This collection rounds up almost every music video for a number one hit by a Kiwi artist; everything from ballads to hip hop to glam rock. Press on the images below to find the hits for each decade — plus try this backgrounder by Michael Higgins, whose high speed history of local hits touches on the sometimes questionable ways past charts were created.
“Through falling leaves I pick my way slowly…” In 1970 a musical paean to getting your nature buzz topped the charts. ‘Nature’, by The Fourmyula, became a Kiwi classic: in 2001 an APRA poll voted it the best local song of the past 75 years. This 2010 Close Up report, from Auckland’s Montecristo Room, sees presenter Mark Sainsbury introduce the band's second performance of 'Nature' in Aotearoa (the band were overseas when it topped the charts). He quizzes composer Wayne Mason, and drummer Chris Parry recalls encountering The Clash while working in the English music scene.
This short clip marks the only known footage of John Hanlon performing his biggest hit 'Lovely Lady', via NZBC talent competition Studio One. The song ended up placing second, but went on to spend 20 weeks in the NZ charts. It reached number one, and won the 1974 APRA Silver Scroll songwriting award. Despite his immense success — he won another Silver Scroll the following year, and earned multiple RATA awards — Hanlon has faded somewhat from New Zealand’s cultural consciousness, since concentrating from 1978 on a career in advertising.
Singer/Songwriter Lydia Cole first found recognition with 2009 EP Love Will Find A Way. The following year she toured in support of Brooke Fraser, before releasing her debut album Me & Moon in 2012. It won critical acclaim, and its second single ‘Hibernate’ earned an APRA Silver Scroll nomination for songwriting. In late 2015 Cole launched a Kickstarter page to raise money for her second album, The Lay of the Land. Her single ‘Dream’ scored a second Silver Scroll nomination. In 2017 Cole relocated to Berlin.
This Silver Scroll winner from the debut album by The Naked and Famous became a breakout hit, winning global notice and playing on a number of teen TV shows (Gossip Girls, Skins). Directed by Campbell Hooper and Joel Kefali, the promo won 10 million+ YouTube hits, playing no small part in announcing the band. Via a catalogue of Dazed and Confused-esque imagery, the clip puts its thumb on the pulse of the soaring synth-pop celebration of ‘Young Blood’: bonnet jumping, sparklers, skating and Badlands-style skylarking. The song won a Silver Scroll and an NZ Music Award.
While making his name fronting The Thomas Oliver Band, Thomas Oliver added a new string to his bow when he picked up a lap steel guitar (where sound is made by pressing a bar against the guitar strings). He has gone on to earn international recognition as a leading proponent of the instrument. His instrumental YouTube videos and debut solo album Beneath the Weissenborn have garnered acclaim. Oliver's 2015 single ‘If I Moved to Mars’ was nominated for a 2016 APRA Silver Scroll songwriting award.

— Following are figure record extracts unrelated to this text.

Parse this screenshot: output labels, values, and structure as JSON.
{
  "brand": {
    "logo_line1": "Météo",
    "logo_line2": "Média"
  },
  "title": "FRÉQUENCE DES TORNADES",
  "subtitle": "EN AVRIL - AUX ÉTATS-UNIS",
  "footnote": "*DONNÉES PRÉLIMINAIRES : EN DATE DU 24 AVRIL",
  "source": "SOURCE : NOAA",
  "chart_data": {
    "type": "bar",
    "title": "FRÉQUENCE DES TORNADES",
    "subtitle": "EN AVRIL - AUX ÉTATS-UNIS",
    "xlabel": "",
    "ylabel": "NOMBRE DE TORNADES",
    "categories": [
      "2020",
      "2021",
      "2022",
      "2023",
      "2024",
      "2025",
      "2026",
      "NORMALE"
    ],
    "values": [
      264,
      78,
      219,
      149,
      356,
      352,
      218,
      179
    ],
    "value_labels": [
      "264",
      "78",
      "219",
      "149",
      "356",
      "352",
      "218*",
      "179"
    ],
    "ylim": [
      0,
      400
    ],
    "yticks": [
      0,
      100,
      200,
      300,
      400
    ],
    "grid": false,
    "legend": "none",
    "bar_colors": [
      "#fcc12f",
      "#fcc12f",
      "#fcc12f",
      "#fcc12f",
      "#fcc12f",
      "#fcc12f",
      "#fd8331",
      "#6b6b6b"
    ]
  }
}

Taking as its subjects a boy discovering new sounds on the radio and a soundtrack that gives purpose to a woman’s life, ‘Misty Frequencies’ is a soulful hip-hop hymn to the power of music. Che Fu’s music video places the singer and his band in a giant Tetris-like computer game before plugging into a bush setting (locations representing his musical yin and yang of technology and passion?). A magic mushroom prefigures the tree ferns collapsing in a heap of CGI bricks. ‘Misty Frequencies’ won the 2002 APRA Silver Scroll for Che Fu and co-writer Godfrey de Grut.

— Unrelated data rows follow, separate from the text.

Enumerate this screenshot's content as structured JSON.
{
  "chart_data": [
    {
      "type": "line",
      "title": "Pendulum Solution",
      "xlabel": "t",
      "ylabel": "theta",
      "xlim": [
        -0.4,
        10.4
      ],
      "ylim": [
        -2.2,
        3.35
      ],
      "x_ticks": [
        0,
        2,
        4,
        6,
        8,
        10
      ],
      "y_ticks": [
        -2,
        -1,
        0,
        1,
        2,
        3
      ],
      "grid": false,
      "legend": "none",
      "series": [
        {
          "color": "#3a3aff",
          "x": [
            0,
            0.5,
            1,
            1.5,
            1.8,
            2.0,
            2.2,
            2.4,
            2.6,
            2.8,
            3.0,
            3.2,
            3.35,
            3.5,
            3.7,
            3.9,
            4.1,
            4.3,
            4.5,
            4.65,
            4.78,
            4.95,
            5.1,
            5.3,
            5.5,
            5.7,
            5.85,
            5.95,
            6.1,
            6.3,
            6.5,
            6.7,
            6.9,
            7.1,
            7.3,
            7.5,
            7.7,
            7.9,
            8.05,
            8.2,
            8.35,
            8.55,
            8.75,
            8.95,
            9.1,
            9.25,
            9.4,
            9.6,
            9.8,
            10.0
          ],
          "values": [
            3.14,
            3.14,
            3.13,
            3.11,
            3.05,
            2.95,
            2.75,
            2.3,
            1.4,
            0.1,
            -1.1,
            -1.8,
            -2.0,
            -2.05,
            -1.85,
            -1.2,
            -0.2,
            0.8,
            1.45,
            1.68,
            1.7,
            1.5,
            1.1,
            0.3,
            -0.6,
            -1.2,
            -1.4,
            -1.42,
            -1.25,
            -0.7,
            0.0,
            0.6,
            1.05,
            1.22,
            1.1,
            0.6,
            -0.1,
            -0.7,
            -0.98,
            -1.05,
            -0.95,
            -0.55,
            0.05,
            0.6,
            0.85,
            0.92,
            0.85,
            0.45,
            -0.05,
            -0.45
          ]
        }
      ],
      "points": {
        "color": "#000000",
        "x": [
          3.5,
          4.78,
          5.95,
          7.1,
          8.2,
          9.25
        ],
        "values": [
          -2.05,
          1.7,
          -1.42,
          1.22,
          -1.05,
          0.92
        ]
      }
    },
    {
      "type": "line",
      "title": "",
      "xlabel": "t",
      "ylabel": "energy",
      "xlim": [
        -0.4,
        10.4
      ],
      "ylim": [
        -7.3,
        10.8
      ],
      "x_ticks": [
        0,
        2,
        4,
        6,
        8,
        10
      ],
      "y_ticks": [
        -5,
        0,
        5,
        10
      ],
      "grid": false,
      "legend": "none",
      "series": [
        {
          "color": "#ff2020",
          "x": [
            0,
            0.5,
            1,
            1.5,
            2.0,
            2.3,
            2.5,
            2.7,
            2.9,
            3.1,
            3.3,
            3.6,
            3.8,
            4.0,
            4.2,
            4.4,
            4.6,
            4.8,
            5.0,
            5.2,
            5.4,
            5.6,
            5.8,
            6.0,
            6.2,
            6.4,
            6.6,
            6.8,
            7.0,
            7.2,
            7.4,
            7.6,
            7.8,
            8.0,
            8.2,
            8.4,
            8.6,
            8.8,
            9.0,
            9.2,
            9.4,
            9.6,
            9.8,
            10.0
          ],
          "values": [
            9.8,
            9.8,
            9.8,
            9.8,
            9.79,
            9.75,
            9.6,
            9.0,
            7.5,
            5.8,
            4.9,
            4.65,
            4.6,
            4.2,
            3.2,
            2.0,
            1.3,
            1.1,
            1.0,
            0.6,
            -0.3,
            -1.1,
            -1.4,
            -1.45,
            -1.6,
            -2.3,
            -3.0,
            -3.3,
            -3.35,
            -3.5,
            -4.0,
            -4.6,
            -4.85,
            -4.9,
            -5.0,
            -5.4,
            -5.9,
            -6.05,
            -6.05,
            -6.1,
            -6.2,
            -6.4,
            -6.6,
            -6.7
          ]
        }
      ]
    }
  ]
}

This episode from a series for high school music students features Auckland hip-hop act Nesian Mystik who can speak from personal experience about music education after forming at Western Springs College and first making an impression in Rockquest's Pacifica Beats. They perform stripped down versions of their APRA Silver Scroll winner 'For the People', and 'Better than Change' (written by Dallas Tamaira of Fat Freddy's Drop) and emphasise how simple music making can be — they started out with just their voices and a Playstation One programme.
This video goes for the patented band playing moodily in a warehouse approach. The debut single from Pluto's long in gestation second album is built around drums, guitar and the band's distinctive vocal sound. The lyrics to 'Long White Cloud' trade in tiredness, confusion and a woman who is kind, but no longer on the scene. Judged single of the year at the 2006 New Zealand Music Awards, it was also nominated for the Silver Scroll songwriting award. The song went on to feature during the water-logged opening titles of border security drama Orange Roughies.
'Something in the Water', from singer-songwriter Brooke Fraser's third album Flags, is a giddy, infectious love song with a rollicking country/folk setting. It was voted Most Performed Song of the Year at the 2010 APRA Silver Scrolls. The partly animated video, made by the Special Problems production team of Campbell Hooper and Joel Kefali, loosely recasts the song as Homer's Odyssey with a multi-costumed Fraser as Penelope waiting for her Odysseus to return from across the water (but not above a playful poke of the tongue to finish off proceedings).